`C_6H_6` freezes at `5.5^(@)C`. The temperature at which a solution 10 g of `C_4H_(10)` in 200g of `C_6H_6` freeze is __________`""^(@)C`. (The molal freezing point depression constant of `C_6H_6` is `5.12^(@)C//m`.)

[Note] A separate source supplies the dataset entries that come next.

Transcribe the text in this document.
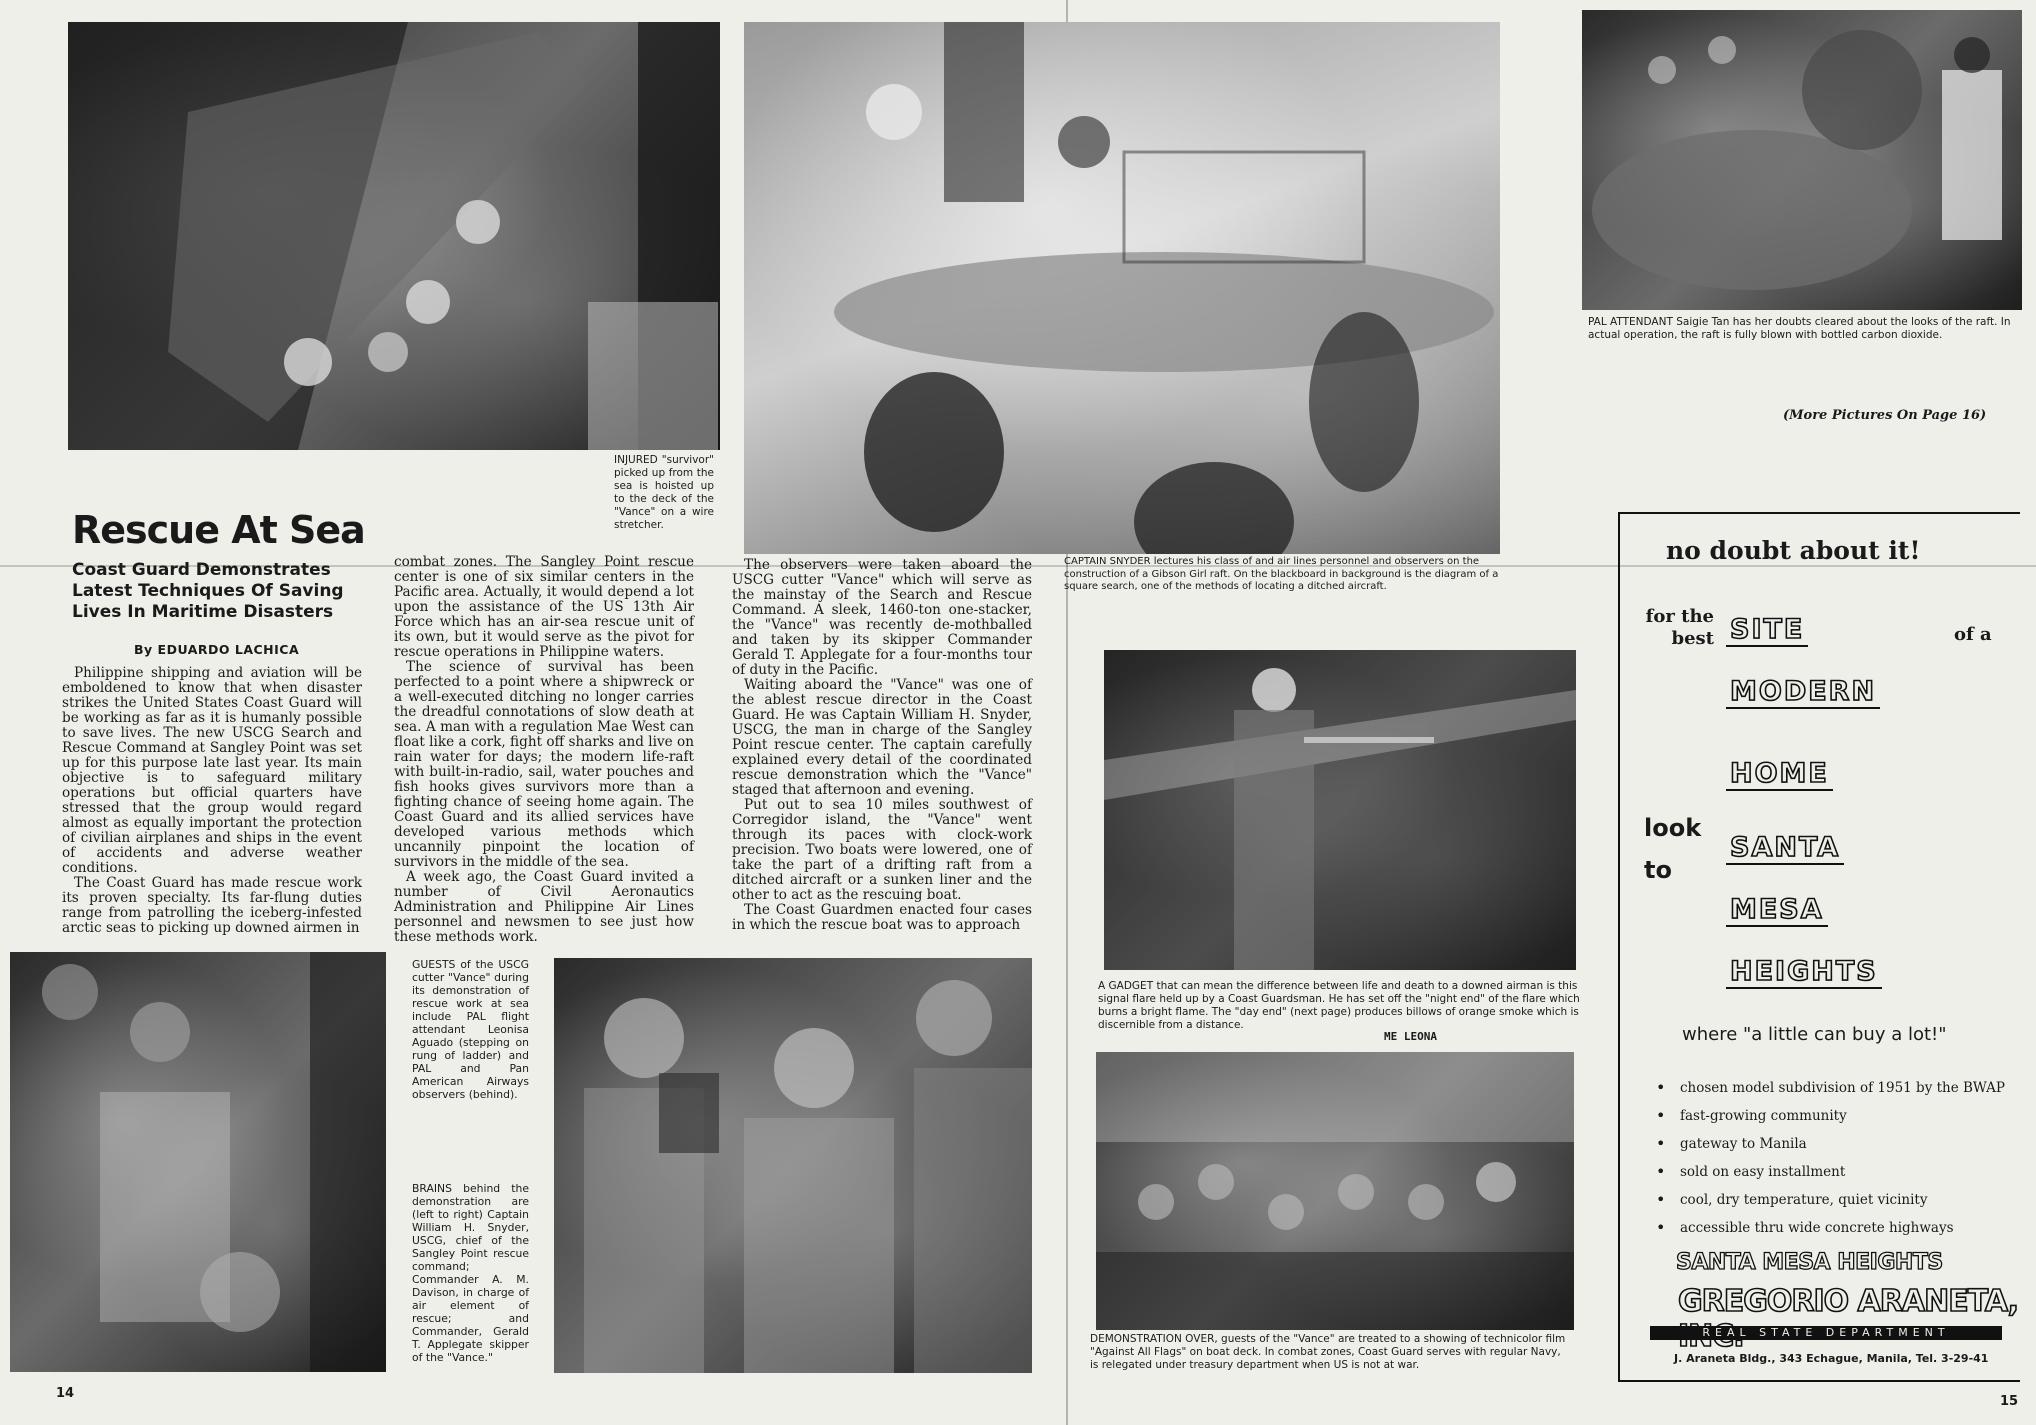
INJURED "survivor" picked up from the sea is hoisted up to the deck of the "Vance" on a wire stretcher.
Rescue At Sea
Coast Guard Demonstrates
Latest Techniques Of Saving
Lives In Maritime Disasters
By EDUARDO LACHICA

Philippine shipping and aviation will be emboldened to know that when disaster strikes the United States Coast Guard will be working as far as it is humanly possible to save lives. The new USCG Search and Rescue Command at Sangley Point was set up for this purpose late last year. Its main objective is to safeguard military operations but official quarters have stressed that the group would regard almost as equally important the protection of civilian airplanes and ships in the event of accidents and adverse weather conditions.

The Coast Guard has made rescue work its proven specialty. Its far-flung duties range from patrolling the iceberg-infested arctic seas to picking up downed airmen in

combat zones. The Sangley Point rescue center is one of six similar centers in the Pacific area. Actually, it would depend a lot upon the assistance of the US 13th Air Force which has an air-sea rescue unit of its own, but it would serve as the pivot for rescue operations in Philippine waters.

The science of survival has been perfected to a point where a shipwreck or a well-executed ditching no longer carries the dreadful connotations of slow death at sea. A man with a regulation Mae West can float like a cork, fight off sharks and live on rain water for days; the modern life-raft with built-in-radio, sail, water pouches and fish hooks gives survivors more than a fighting chance of seeing home again. The Coast Guard and its allied services have developed various methods which uncannily pinpoint the location of survivors in the middle of the sea.

A week ago, the Coast Guard invited a number of Civil Aeronautics Administration and Philippine Air Lines personnel and newsmen to see just how these methods work.

The observers were taken aboard the USCG cutter "Vance" which will serve as the mainstay of the Search and Rescue Command. A sleek, 1460-ton one-stacker, the "Vance" was recently de-mothballed and taken by its skipper Commander Gerald T. Applegate for a four-months tour of duty in the Pacific.

Waiting aboard the "Vance" was one of the ablest rescue director in the Coast Guard. He was Captain William H. Snyder, USCG, the man in charge of the Sangley Point rescue center. The captain carefully explained every detail of the coordinated rescue demonstration which the "Vance" staged that afternoon and evening.

Put out to sea 10 miles southwest of Corregidor island, the "Vance" went through its paces with clock-work precision. Two boats were lowered, one of take the part of a drifting raft from a ditched aircraft or a sunken liner and the other to act as the rescuing boat.

The Coast Guardmen enacted four cases in which the rescue boat was to approach

GUESTS of the USCG cutter "Vance" during its demonstration of rescue work at sea include PAL flight attendant Leonisa Aguado (stepping on rung of ladder) and PAL and Pan American Airways observers (behind).
BRAINS behind the demonstration are (left to right) Captain William H. Snyder, USCG, chief of the Sangley Point rescue command; Commander A. M. Davison, in charge of air element of rescue; and Commander, Gerald T. Applegate skipper of the "Vance."
14
CAPTAIN SNYDER lectures his class of and air lines personnel and observers on the construction of a Gibson Girl raft. On the blackboard in background is the diagram of a square search, one of the methods of locating a ditched aircraft.
A GADGET that can mean the difference between life and death to a downed airman is this signal flare held up by a Coast Guardsman. He has set off the "night end" of the flare which burns a bright flame. The "day end" (next page) produces billows of orange smoke which is discernible from a distance.
ME LEONA
DEMONSTRATION OVER, guests of the "Vance" are treated to a showing of technicolor film "Against All Flags" on boat deck. In combat zones, Coast Guard serves with regular Navy, is relegated under treasury department when US is not at war.
PAL ATTENDANT Saigie Tan has her doubts cleared about the looks of the raft. In actual operation, the raft is fully blown with bottled carbon dioxide.
(More Pictures On Page 16)
no doubt about it!
for the best SITE	of a
MODERN
HOME
look
to
SANTA
MESA
HEIGHTS
where "a little can buy a lot!"
• chosen model subdivision of 1951 by the BWAP
• fast-growing community
• gateway to Manila
• sold on easy installment
• cool, dry temperature, quiet vicinity
• accessible thru wide concrete highways
SANTA MESA HEIGHTS
GREGORIO ARANETA,
REAL STATE DEPARTMENT
J. Araneta Bldg., 343 Echague, Manila, Tel. 3-29-41
15
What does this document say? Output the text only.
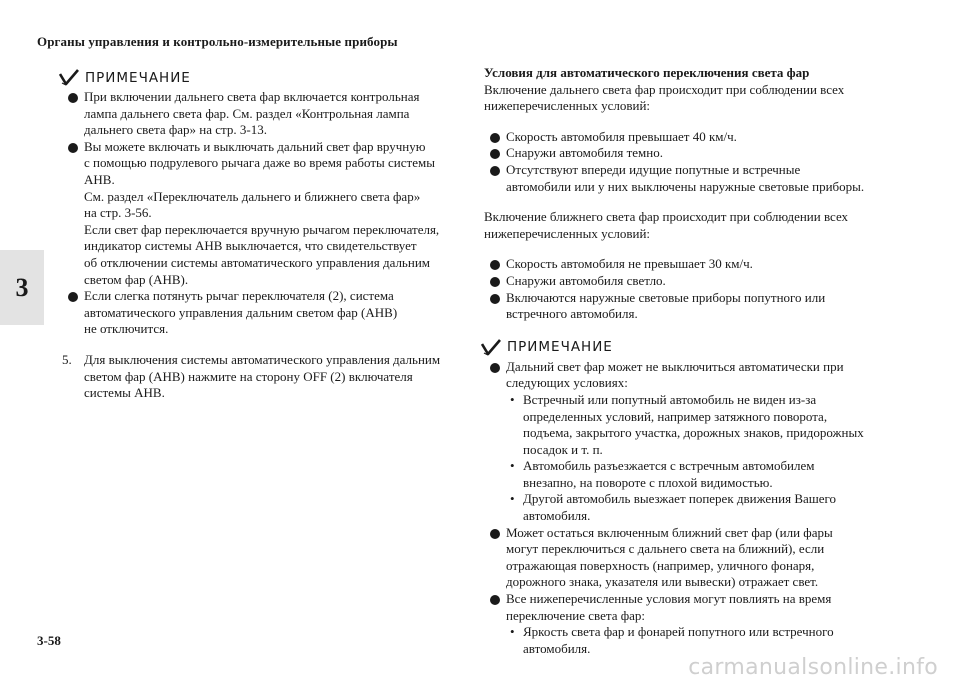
Органы управления и контрольно-измерительные приборы
3
ПРИМЕЧАНИЕ
При включении дальнего света фар включается контрольная
лампа дальнего света фар. См. раздел «Контрольная лампа
дальнего света фар» на стр. 3-13.
Вы можете включать и выключать дальний свет фар вручную
с помощью подрулевого рычага даже во время работы системы
AHB.
См. раздел «Переключатель дальнего и ближнего света фар»
на стр. 3-56.
Если свет фар переключается вручную рычагом переключателя,
индикатор системы AHB выключается, что свидетельствует
об отключении системы автоматического управления дальним
светом фар (AHB).
Если слегка потянуть рычаг переключателя (2), система
автоматического управления дальним светом фар (AHB)
не отключится.
5. Для выключения системы автоматического управления дальним
светом фар (AHB) нажмите на сторону OFF (2) включателя
системы AHB.
Условия для автоматического переключения света фар
Включение дальнего света фар происходит при соблюдении всех
нижеперечисленных условий:
Скорость автомобиля превышает 40 км/ч.
Снаружи автомобиля темно.
Отсутствуют впереди идущие попутные и встречные
автомобили или у них выключены наружные световые приборы.
Включение ближнего света фар происходит при соблюдении всех
нижеперечисленных условий:
Скорость автомобиля не превышает 30 км/ч.
Снаружи автомобиля светло.
Включаются наружные световые приборы попутного или
встречного автомобиля.
ПРИМЕЧАНИЕ
Дальний свет фар может не выключиться автоматически при
следующих условиях:
• Встречный или попутный автомобиль не виден из-за
определенных условий, например затяжного поворота,
подъема, закрытого участка, дорожных знаков, придорожных
посадок и т. п.
• Автомобиль разъезжается с встречным автомобилем
внезапно, на повороте с плохой видимостью.
• Другой автомобиль выезжает поперек движения Вашего
автомобиля.
Может остаться включенным ближний свет фар (или фары
могут переключиться с дальнего света на ближний), если
отражающая поверхность (например, уличного фонаря,
дорожного знака, указателя или вывески) отражает свет.
Все нижеперечисленные условия могут повлиять на время
переключение света фар:
• Яркость света фар и фонарей попутного или встречного
автомобиля.
3-58
carmanualsonline.info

To solve the problem, we need to determine the freezing point of a solution made by dissolving 10 g of butane (C₄H₁₀) in 200 g of benzene (C₆H₆). We will use the formula for freezing point depression. ### Step-by-Step Solution: 1. **Identify Given Data:** - Mass of butane (solute), \( m_{solute} = 10 \, g \) - Mass of benzene (solvent), \( m_{solvent} = 200 \, g = 0.2 \, kg \) - Freezing point of pure benzene, \( T_f^{\text{benzene}} = 5.5 \, °C \) - Freezing point depression constant of benzene, \( K_f = 5.12 \, °C/m \) 2. **Calculate the Molar Mass of Butane (C₄H₁₀):** - Molar mass of C = 12 g/mol - Molar mass of H = 1 g/mol - Molar mass of butane = \( (4 \times 12) + (10 \times 1) = 48 + 10 = 58 \, g/mol \) 3. **Calculate the Number of Moles of Butane:** \[ n_{solute} = \frac{m_{solute}}{M_{solute}} = \frac{10 \, g}{58 \, g/mol} \approx 0.1724 \, mol \] 4. **Calculate the Molality of the Solution:** \[ m = \frac{n_{solute}}{m_{solvent}} = \frac{0.1724 \, mol}{0.2 \, kg} = 0.862 \, mol/kg \] 5. **Calculate the Freezing Point Depression (\( \Delta T_f \)):** \[ \Delta T_f = K_f \times m = 5.12 \, °C/m \times 0.862 \, mol/kg \approx 4.41 \, °C \] 6. **Calculate the Freezing Point of the Solution:** \[ T_f^{\text{solution}} = T_f^{\text{benzene}} - \Delta T_f = 5.5 \, °C - 4.41 \, °C \approx 1.09 \, °C \] ### Final Answer: The temperature at which the solution freezes is approximately **1.09 °C**.